Il n’y aura pas de 663eme…

Cette chronique a été publiée dans La Libre de ce jeudi 5 septembre.
Si ma chronique radio disparaît, ce Blog-Notes, lui, se poursuit évidemment plus que jamais…

Pendant 17 ans, de janvier 1996 à juin 2013, quelles que soient les circonstances, il n’y eut pas un seul rendez-vous manqué pour la chronique radio hebdomadaire que j’assurais sur La Première. 662 chroniques ! Un bail auquel la RTBF a décidé de mettre fin, ce qui est évidemment son droit le plus absolu. Ce jeudi, il n’y aura donc pas de 663eme… Comme je n’ai pas eu l’occasion de remercier sur les ondes ceux qui écoutaient cet exercice si particulier de la chronique et qui, souvent, ne manquaient pas d’y réagir, je le fais par ces quelques lignes, profitant de l’hospitalité de la Libre.

La chronique est un rendez-vous qui crée un lien particulier entre celui qui l’écrit et celui qui la lit ou l’écoute. A heure fixe, à un moment précis, l’échange peut avoir lieu (ou non…) : le chroniqueur livre sa copie, le lecteur sait qu’il va sans doute partager le propos ou qu’il sera probablement hérissé (mais qu’il y répondra) ou mieux encore, il espère être surpris. Les attentes sont parfois déçues mais les règles du jeu sont bien celles-là. Ecriture, style, point de vue, la chronique, sur le fond comme sur la forme, appartient au genre le plus libre du journalisme. Elle se définit d’abord par sa subjectivité totalement assumée. Elle s’exprime à la première personne. Mais le « Je », dans ce cas, est d’abord modestie m’expliquait un jour Jean Lacouture.
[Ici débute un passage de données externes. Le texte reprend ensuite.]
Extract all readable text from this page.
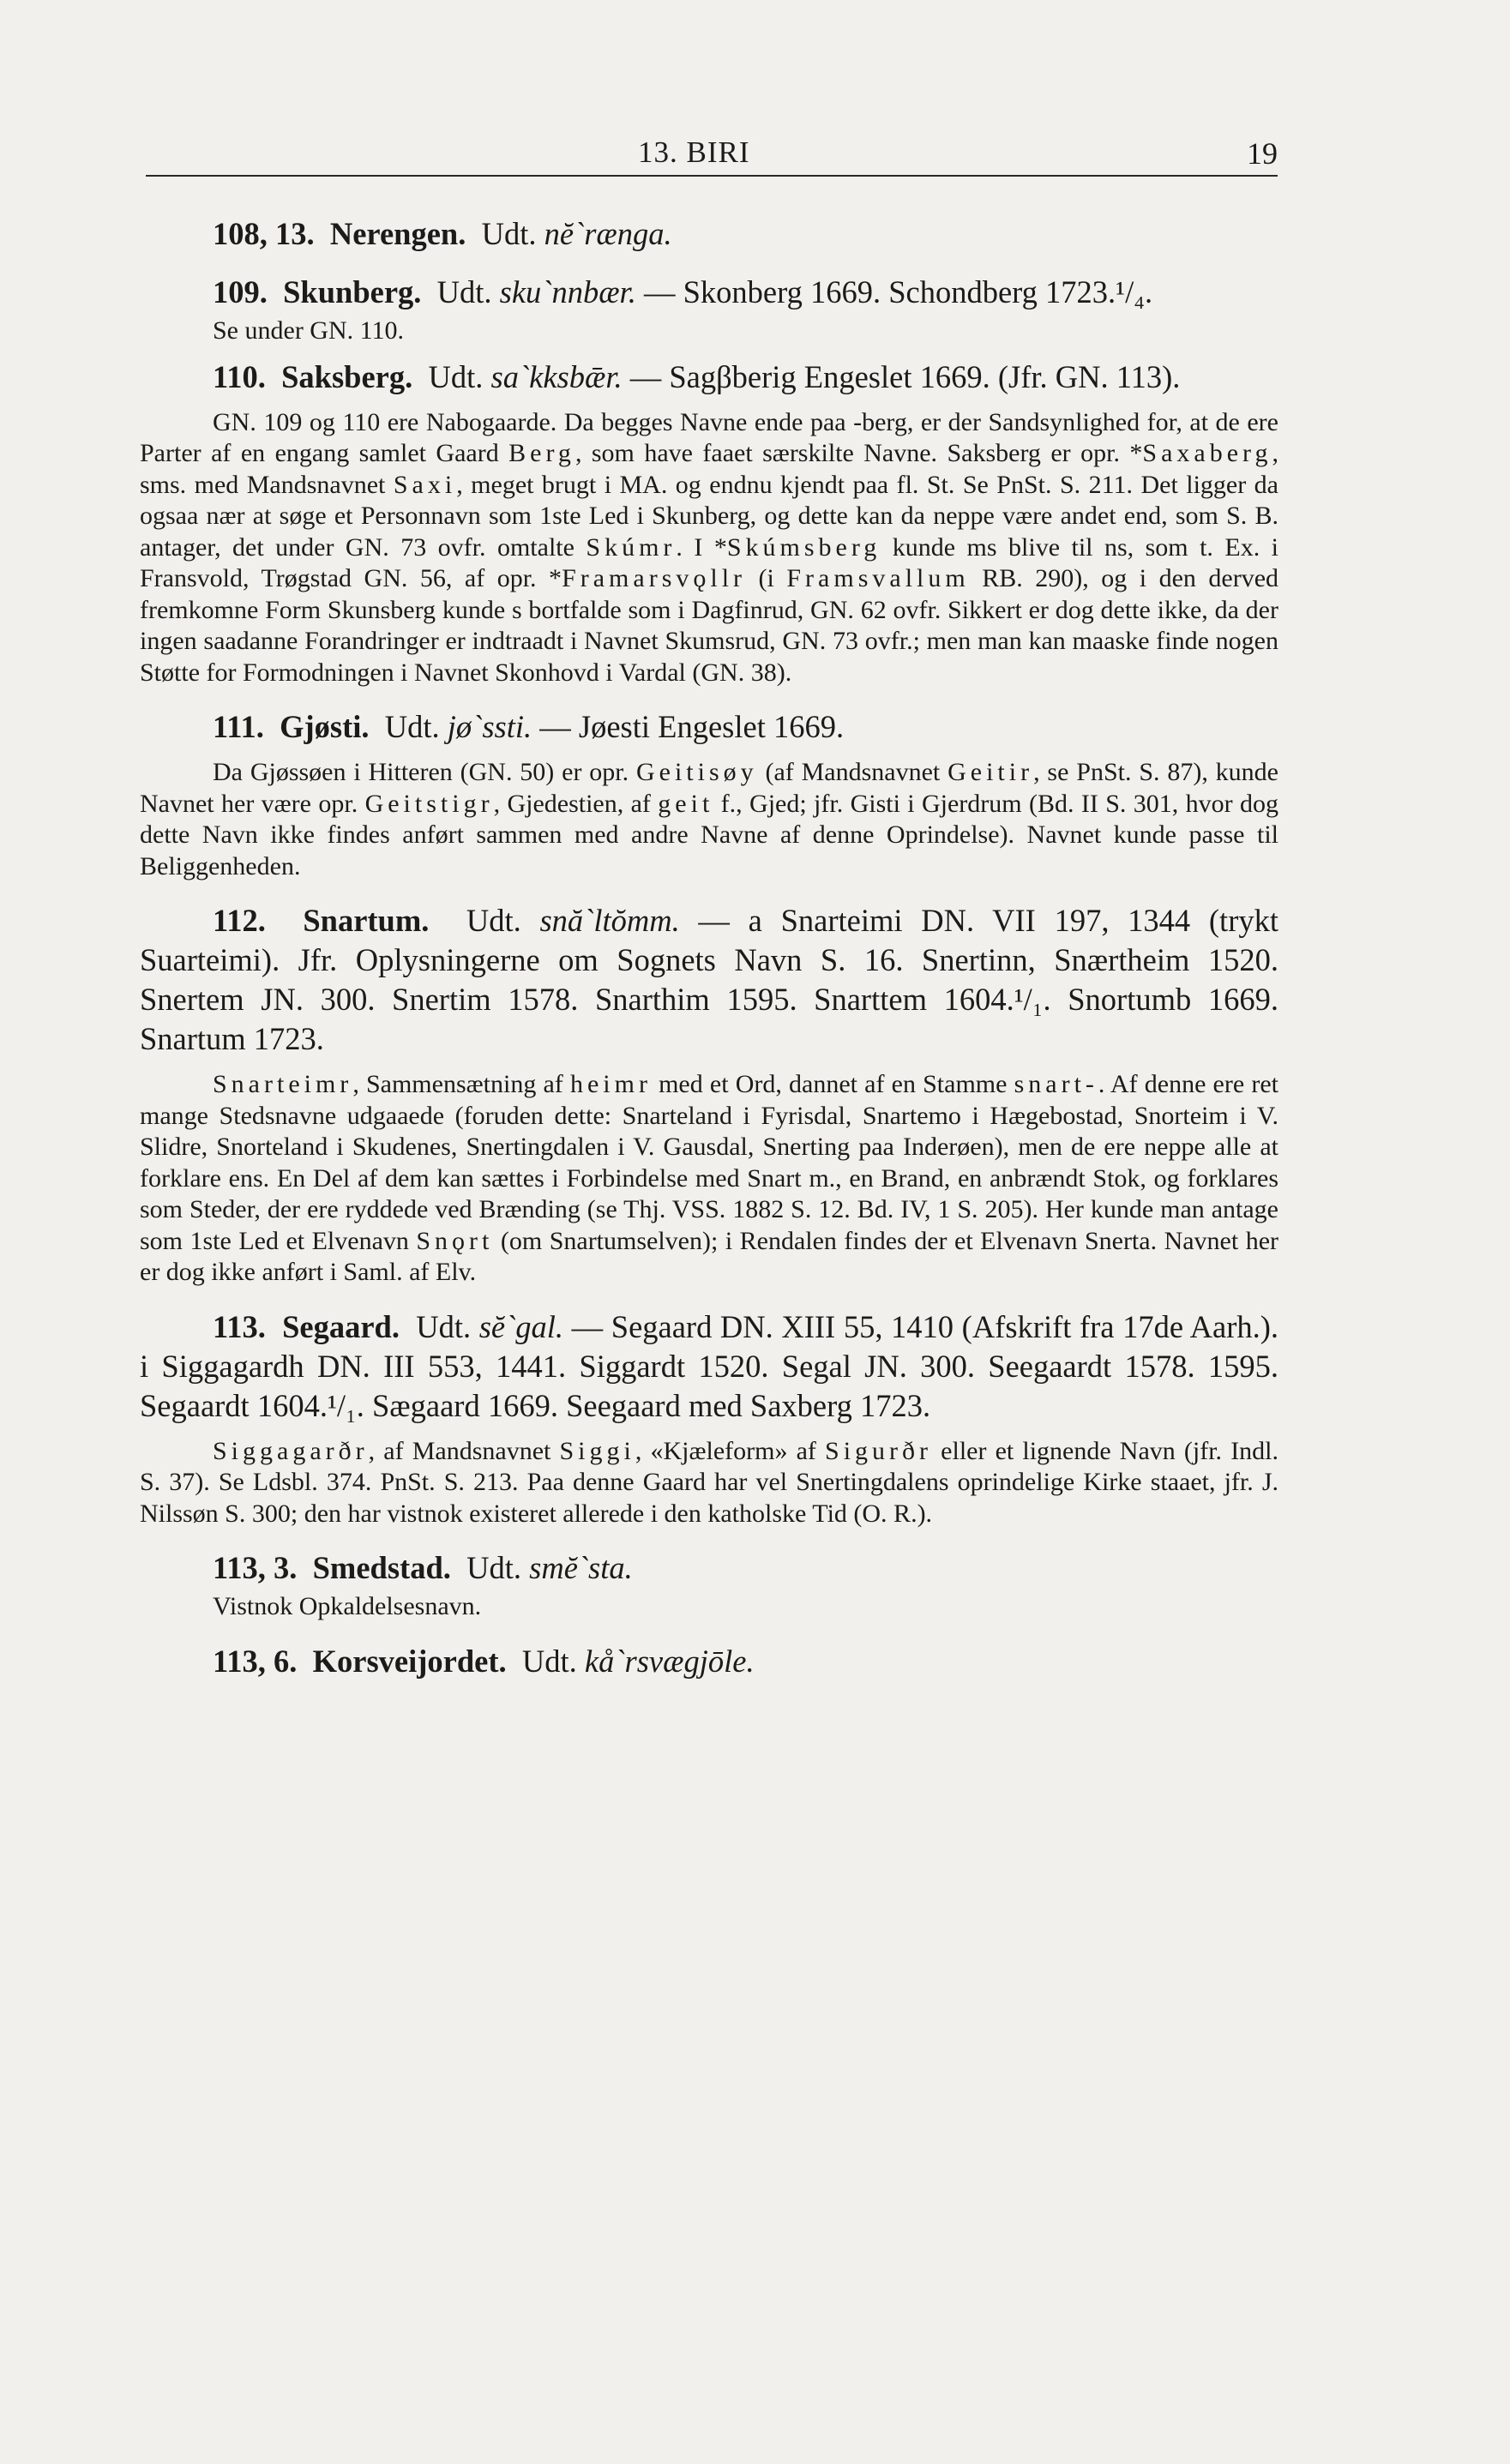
13. BIRI	19

108, 13. Nerengen. Udt. nĕ`rænga.

109. Skunberg. Udt. sku`nnbær. — Skonberg 1669. Schondberg 1723.¹/₄.

Se under GN. 110.

110. Saksberg. Udt. sa`kksbǣr. — Sagβberig Engeslet 1669. (Jfr. GN. 113).

GN. 109 og 110 ere Nabogaarde. Da begges Navne ende paa -berg, er der Sandsynlighed for, at de ere Parter af en engang samlet Gaard Berg, som have faaet særskilte Navne. Saksberg er opr. *Saxaberg, sms. med Mandsnavnet Saxi, meget brugt i MA. og endnu kjendt paa fl. St. Se PnSt. S. 211. Det ligger da ogsaa nær at søge et Personnavn som 1ste Led i Skunberg, og dette kan da neppe være andet end, som S. B. antager, det under GN. 73 ovfr. omtalte Skúmr. I *Skúmsberg kunde ms blive til ns, som t. Ex. i Fransvold, Trøgstad GN. 56, af opr. *Framarsvǫllr (i Framsvallum RB. 290), og i den derved fremkomne Form Skunsberg kunde s bortfalde som i Dagfinrud, GN. 62 ovfr. Sikkert er dog dette ikke, da der ingen saadanne Forandringer er indtraadt i Navnet Skumsrud, GN. 73 ovfr.; men man kan maaske finde nogen Støtte for Formodningen i Navnet Skonhovd i Vardal (GN. 38).

111. Gjøsti. Udt. jø`ssti. — Jøesti Engeslet 1669.

Da Gjøssøen i Hitteren (GN. 50) er opr. Geitisøy (af Mandsnavnet Geitir, se PnSt. S. 87), kunde Navnet her være opr. Geitstigr, Gjedestien, af geit f., Gjed; jfr. Gisti i Gjerdrum (Bd. II S. 301, hvor dog dette Navn ikke findes anført sammen med andre Navne af denne Oprindelse). Navnet kunde passe til Beliggenheden.

112. Snartum. Udt. snă`ltŏmm. — a Snarteimi DN. VII 197, 1344 (trykt Suarteimi). Jfr. Oplysningerne om Sognets Navn S. 16. Snertinn, Snærtheim 1520. Snertem JN. 300. Snertim 1578. Snarthim 1595. Snarttem 1604.¹/₁. Snortumb 1669. Snartum 1723.

Snarteimr, Sammensætning af heimr med et Ord, dannet af en Stamme snart-. Af denne ere ret mange Stedsnavne udgaaede (foruden dette: Snarteland i Fyrisdal, Snartemo i Hægebostad, Snorteim i V. Slidre, Snorteland i Skudenes, Snertingdalen i V. Gausdal, Snerting paa Inderøen), men de ere neppe alle at forklare ens. En Del af dem kan sættes i Forbindelse med Snart m., en Brand, en anbrændt Stok, og forklares som Steder, der ere ryddede ved Brænding (se Thj. VSS. 1882 S. 12. Bd. IV, 1 S. 205). Her kunde man antage som 1ste Led et Elvenavn Snǫrt (om Snartumselven); i Rendalen findes der et Elvenavn Snerta. Navnet her er dog ikke anført i Saml. af Elv.

113. Segaard. Udt. sĕ`gal. — Segaard DN. XIII 55, 1410 (Afskrift fra 17de Aarh.). i Siggagardh DN. III 553, 1441. Siggardt 1520. Segal JN. 300. Seegaardt 1578. 1595. Segaardt 1604.¹/₁. Sægaard 1669. Seegaard med Saxberg 1723.

Siggagarðr, af Mandsnavnet Siggi, «Kjæleform» af Sigurðr eller et lignende Navn (jfr. Indl. S. 37). Se Ldsbl. 374. PnSt. S. 213. Paa denne Gaard har vel Snertingdalens oprindelige Kirke staaet, jfr. J. Nilssøn S. 300; den har vistnok existeret allerede i den katholske Tid (O. R.).

113, 3. Smedstad. Udt. smĕ`sta.

Vistnok Opkaldelsesnavn.

113, 6. Korsveijordet. Udt. kå`rsvægjōle.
Loin du narcissisme audiovisuel, ce « je-là » veut dire : « ce n’est que mon avis » qui ne prétend pas à la vérité mais à l’expression d’un regard sur monde d’ici et d’ailleurs. Un regard qui, ajoutait le grand journaliste-biographe, est le résultat d’une alchimie complexe qui va « de ce que l’on a vécu dans le ventre de sa mère jusqu’au dernier livre que l’on a lu ».

Un bref regard dans le rétroviseur de 17 années de chroniques permet de mesurer les changements qui cadencent le monde. Intitulée à ses débuts et sur la suggestion de son inspirateur, Jean Pierre Jacqmin [[Jean-Pierre Jacqmin n’était pas encore directeur de l’information mais responsable de la tranche matinale sur la Première et qu’il soit remercié ici de sa proposition d’alors.]] , « Pensées multiples », cette chronique incarnait la volonté de faire entendre une voix qui tranche avec la « pensée unique » qui régnait en maître dans les médias comme dans les cercles politiques traditionnels, toutes tendances confondues. Aujourd’hui, les crises successives du capitalisme financier et de l’ultralibéralisme ont permis à des voix divergentes de s’exprimer avec un peu moins de difficultés mais peut-on vraiment penser que le rapport de forces ne reste pas fondamentalement identique ? Certes, les dégâts provoqués par la crise ont ouvert des brèches dans les certitudes idéologiques. Mais la tonalité médiatique commune continue de se mouler dans un discours qui n’entend à aucun moment mettre en doute la pérennité du capitalisme contemporain. Des failles existent : ces 662 chroniques ont tenté, à leur manière, de s’y glisser et, dans la mesure du possible, de les élargir. En insistant sans relâche, et jusqu’au risque de répétition, sur quelques thèmes que j’ai la faiblesse de penser déterminants dans l’évolution des esprits et des comportements : les dérives médiatiques qui ont abouti à la spectacularisation de l’information, le sens et l’importance de la politique en dépit de sa dévalorisation permanente y compris par une part importante de ses acteurs, le rappel incessant que l’égalité doit rester – ou plutôt redevenir !- « l’ étoile polaire de la gauche », comme disait le philosophe Norberto Bobbio. Tout cela ne fait qu’une modeste contribution qui ne se berce pas d’illusion sur ses effets réels mais qui répond à un esprit de résistance simplement indispensable à la vie de citoyen. Ces chroniques trouveront désormais d’autres chemins sur lesquels j’espère encore vous croiser.